All MSCs increased 7-d survival after I/R injury and were superior to vehicle and keratinocytes (P < 0.05). All MSCs increased mesenteric perfusion more than vehicle at 12 and 24 h after injury (P < 0.05). All MSCs provided superior perfusion compared with keratinocytes at 24 h after injury (P < 0.05). Administration of each MSC line improved intestinal histology after I/R injury (P < 0.05). Multiple proinflammatory chemokines were downregulated after the application of MSCs, suggesting a decreased inflammatory response after MSC therapy.
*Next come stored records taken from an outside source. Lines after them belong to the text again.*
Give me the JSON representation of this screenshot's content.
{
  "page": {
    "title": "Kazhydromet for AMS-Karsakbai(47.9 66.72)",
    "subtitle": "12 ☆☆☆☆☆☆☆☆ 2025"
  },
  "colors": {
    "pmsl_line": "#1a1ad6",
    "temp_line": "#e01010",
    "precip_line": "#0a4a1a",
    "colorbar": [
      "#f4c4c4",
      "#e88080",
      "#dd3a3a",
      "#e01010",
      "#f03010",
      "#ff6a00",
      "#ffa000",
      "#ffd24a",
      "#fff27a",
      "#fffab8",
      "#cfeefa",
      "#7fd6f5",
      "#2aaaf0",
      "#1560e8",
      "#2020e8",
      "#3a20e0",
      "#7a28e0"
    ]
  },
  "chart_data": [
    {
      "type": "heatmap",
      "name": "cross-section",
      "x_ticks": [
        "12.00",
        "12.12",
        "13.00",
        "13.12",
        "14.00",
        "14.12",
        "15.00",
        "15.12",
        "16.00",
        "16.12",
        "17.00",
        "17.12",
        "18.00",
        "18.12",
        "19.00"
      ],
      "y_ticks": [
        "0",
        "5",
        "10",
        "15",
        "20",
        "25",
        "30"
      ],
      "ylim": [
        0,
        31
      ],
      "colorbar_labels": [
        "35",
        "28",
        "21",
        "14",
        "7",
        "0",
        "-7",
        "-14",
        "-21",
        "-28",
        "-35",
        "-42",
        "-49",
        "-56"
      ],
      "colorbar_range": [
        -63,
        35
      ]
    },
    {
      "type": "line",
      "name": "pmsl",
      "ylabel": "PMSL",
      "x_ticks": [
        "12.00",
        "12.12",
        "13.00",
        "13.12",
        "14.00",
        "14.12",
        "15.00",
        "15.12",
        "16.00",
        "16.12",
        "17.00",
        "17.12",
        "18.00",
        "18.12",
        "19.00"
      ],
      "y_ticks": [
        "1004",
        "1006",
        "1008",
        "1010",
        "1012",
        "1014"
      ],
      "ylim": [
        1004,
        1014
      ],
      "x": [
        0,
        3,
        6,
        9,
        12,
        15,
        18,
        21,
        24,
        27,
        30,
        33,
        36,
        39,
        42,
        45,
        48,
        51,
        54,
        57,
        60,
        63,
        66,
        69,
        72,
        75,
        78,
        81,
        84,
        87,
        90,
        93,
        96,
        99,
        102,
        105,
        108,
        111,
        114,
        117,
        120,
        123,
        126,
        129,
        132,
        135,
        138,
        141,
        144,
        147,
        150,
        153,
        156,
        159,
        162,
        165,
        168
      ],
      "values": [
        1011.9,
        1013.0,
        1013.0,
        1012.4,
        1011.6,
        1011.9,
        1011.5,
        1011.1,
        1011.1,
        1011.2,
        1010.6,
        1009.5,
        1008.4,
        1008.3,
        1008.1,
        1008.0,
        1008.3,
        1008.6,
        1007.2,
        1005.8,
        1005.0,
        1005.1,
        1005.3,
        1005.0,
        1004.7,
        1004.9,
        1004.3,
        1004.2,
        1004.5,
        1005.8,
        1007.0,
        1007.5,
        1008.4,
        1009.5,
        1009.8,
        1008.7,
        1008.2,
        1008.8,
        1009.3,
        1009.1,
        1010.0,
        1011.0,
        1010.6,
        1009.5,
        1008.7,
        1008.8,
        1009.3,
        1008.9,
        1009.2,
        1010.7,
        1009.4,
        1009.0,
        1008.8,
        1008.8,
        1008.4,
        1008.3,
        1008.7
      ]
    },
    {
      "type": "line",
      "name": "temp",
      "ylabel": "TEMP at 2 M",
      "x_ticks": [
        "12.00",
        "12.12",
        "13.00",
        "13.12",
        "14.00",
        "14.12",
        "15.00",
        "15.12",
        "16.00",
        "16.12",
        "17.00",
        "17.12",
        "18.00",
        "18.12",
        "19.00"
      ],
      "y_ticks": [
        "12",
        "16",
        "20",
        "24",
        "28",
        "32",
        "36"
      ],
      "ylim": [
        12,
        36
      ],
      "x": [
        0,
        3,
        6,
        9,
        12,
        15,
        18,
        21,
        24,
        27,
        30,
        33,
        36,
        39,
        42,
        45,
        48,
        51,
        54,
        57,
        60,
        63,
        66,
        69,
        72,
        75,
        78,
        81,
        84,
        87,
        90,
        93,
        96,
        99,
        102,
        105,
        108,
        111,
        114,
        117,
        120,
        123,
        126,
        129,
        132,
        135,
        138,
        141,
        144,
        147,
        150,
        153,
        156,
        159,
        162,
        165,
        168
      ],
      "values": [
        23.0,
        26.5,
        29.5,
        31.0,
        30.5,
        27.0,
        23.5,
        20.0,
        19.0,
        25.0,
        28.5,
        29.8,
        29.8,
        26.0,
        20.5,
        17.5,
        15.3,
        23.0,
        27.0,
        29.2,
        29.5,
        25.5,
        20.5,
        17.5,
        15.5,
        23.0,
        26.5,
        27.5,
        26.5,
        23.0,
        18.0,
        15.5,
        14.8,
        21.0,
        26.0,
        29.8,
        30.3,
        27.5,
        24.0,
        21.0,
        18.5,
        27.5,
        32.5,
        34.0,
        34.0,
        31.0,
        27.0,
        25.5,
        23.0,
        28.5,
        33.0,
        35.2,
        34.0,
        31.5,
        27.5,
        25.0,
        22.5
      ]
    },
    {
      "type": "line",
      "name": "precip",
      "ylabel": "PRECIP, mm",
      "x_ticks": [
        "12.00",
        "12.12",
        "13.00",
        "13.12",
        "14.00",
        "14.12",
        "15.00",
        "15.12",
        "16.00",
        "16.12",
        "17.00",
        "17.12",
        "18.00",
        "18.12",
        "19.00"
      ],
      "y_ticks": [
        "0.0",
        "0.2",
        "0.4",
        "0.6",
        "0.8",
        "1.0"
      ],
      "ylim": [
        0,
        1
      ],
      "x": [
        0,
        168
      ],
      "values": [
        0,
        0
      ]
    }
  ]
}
Transplantation of MSCs after intestinal I/R injury, irrespective of a tissue source, significantly increases survival and mesenteric perfusion and at the same time limits intestinal damage and inflammation. Further studies are needed to identify the mechanism that these cells use to promote improved outcomes after injury.
间充质基质细胞(MSCs)移植可能是治疗肠道缺血的一种新方法。然而,尚未确定在损伤后能产生最大保护作用的最佳基质细胞来源。我们假设:(1)间充质基质细胞将提高存活率和肠系膜灌注,保留肠道组织学结构,并限制肠道缺血再灌注(I/R)损伤后的炎症反应;(2)从不同组织来源获取的间充质基质细胞在I/R损伤后对肠道具有同等的保护特性。
成年雄性小鼠麻醉后行中线剖腹术。取出内脏,确定小肠肠系膜根部,使用激光多普勒成像测定基线肠道灌注。用无损伤夹暂时夹闭肠系膜上动脉60分钟建立肠道缺血模型。缺血后移除夹子,让肠道恢复。在关闭腹腔前,将2×10⁶人脐带间充质基质细胞、骨髓间充质基质细胞或角质形成细胞溶于250μL磷酸盐缓冲盐水载体中注入腹腔。动物恢复12或24小时(用于灌注、组织学和炎症研究)或7天(用于存活研究)。使用对数秩检验分析存活数据。灌注以基线的百分比表示,12小时和24小时的数据使用单因素方差分析和Student t检验进行分析。非参数数据使用Mann-Whitney U检验进行比较。P值<0.05被认为具有统计学意义。
所有间充质基质细胞均提高了I/R损伤后的7天存活率,且优于载体和角质形成细胞(P<0.05)。在损伤后12小时和24小时,所有间充质基质细胞均比载体更能增加肠系膜灌注(P<0.05)。在损伤后24小时,与角质形成细胞相比,所有间充质基质细胞均提供了更好的灌注(P<0.05)。每种间充质基质细胞系给药后均改善了I/R损伤后的肠道组织学(P<0.05)。应用间充质基质细胞后多种促炎趋化因子下调,提示间充质基质细胞治疗后炎症反应降低。
肠道I/R损伤后移植间充质基质细胞,无论组织来源如何,均能显著提高存活率和肠系膜灌注,同时限制肠道损伤和炎症。需要进一步研究以确定这些细胞在损伤后促进改善预后所采用的机制。